June 10, 2003 1:57 PM PDT

Radio ID tags get Microsoft backing

Microsoft is enlisting in a venture designed to help develop standards for radio frequency tags intended for use by retailers and manufacturers to track goods.

The software maker said Tuesday that it will work with Auto ID, a joint venture of the Uniform Code Council and EAN International, to develop commercial and technical standards for radio frequency ID (or RFID) tags.

The tags, which are extremely small, could one day replace bar codes on product packaging, using special microchips to communicate wirelessly with computers when scanned. The scanning can be automated to track goods as they flow through the supply chain--from manufacturers to distributors to stores and eventually to customers. The tags currently cost around 50 cents apiece, and will need to come way down in price before their use becomes practical on individual products, analysts say.

But retailers are still pushing for them. Retailing giant Wal-Mart is expected this week to ask its top 100 suppliers to begin using the chips to help track inventory by 2005.

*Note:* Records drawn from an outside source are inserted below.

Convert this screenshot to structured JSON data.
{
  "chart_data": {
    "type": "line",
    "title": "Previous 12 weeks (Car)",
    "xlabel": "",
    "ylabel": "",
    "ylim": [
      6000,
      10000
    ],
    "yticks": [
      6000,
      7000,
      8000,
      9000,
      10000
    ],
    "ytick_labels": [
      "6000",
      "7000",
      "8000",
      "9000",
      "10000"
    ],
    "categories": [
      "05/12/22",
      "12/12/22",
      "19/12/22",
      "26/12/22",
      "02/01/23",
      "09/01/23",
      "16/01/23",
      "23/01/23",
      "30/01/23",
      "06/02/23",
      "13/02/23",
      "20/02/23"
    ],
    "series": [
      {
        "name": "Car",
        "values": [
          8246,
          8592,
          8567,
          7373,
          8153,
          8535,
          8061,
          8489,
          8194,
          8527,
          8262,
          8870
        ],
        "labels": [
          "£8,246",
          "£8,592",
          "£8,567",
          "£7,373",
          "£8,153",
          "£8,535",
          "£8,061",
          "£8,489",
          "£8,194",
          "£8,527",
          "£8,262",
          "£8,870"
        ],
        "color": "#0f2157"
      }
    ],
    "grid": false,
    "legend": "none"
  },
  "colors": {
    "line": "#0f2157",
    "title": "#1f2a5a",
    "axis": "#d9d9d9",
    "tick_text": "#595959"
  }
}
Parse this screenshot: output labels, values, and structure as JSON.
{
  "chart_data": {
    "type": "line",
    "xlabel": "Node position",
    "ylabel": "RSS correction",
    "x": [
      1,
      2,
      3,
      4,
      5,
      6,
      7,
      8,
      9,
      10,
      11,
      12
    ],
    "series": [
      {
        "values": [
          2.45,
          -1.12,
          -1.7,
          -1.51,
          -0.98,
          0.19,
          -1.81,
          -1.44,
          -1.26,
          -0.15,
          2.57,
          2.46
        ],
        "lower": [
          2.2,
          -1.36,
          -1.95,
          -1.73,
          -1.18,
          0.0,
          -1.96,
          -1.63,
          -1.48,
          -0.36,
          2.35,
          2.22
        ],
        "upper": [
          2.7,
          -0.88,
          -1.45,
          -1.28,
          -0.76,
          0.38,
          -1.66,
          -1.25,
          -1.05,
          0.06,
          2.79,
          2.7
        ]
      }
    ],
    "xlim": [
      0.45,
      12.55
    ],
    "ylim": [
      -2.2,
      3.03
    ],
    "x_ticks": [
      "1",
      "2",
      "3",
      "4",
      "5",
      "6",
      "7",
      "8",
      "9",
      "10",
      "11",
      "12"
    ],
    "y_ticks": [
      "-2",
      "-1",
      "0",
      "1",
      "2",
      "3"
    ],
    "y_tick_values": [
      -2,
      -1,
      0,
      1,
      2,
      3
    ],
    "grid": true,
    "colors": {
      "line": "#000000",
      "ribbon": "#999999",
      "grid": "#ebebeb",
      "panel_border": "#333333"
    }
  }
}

Privacy advocates have raised warning flags about the technology, especially its inclusion in garments. The inventory-tracking chips are expected to include a kill switch before they end up in products.

Auto ID will be developing standards for the Electronic Product Code Network, which uses radio frequency and network systems to identify products. Microsoft said its work will initially focus on supply chains in the manufacturing and retail sectors. Further ahead, the company said it will work with partners to develop RFID technology throughout the supply chain.

Ed Rerisi, director of research at Allied Business Intelligence (ABI), said the RFID market is more than just tags and readers and that there's a huge opportunity for software and service companies to participate in the market.

"Microsoft is trying to address a vacuum in the back-end integration of RFID inventory systems," Rerisi said.

ABI estimates that revenue from tags, readers and software and services could add up to as much as $3 billion by 2008.

News.com's Richard Shim contributed to this report.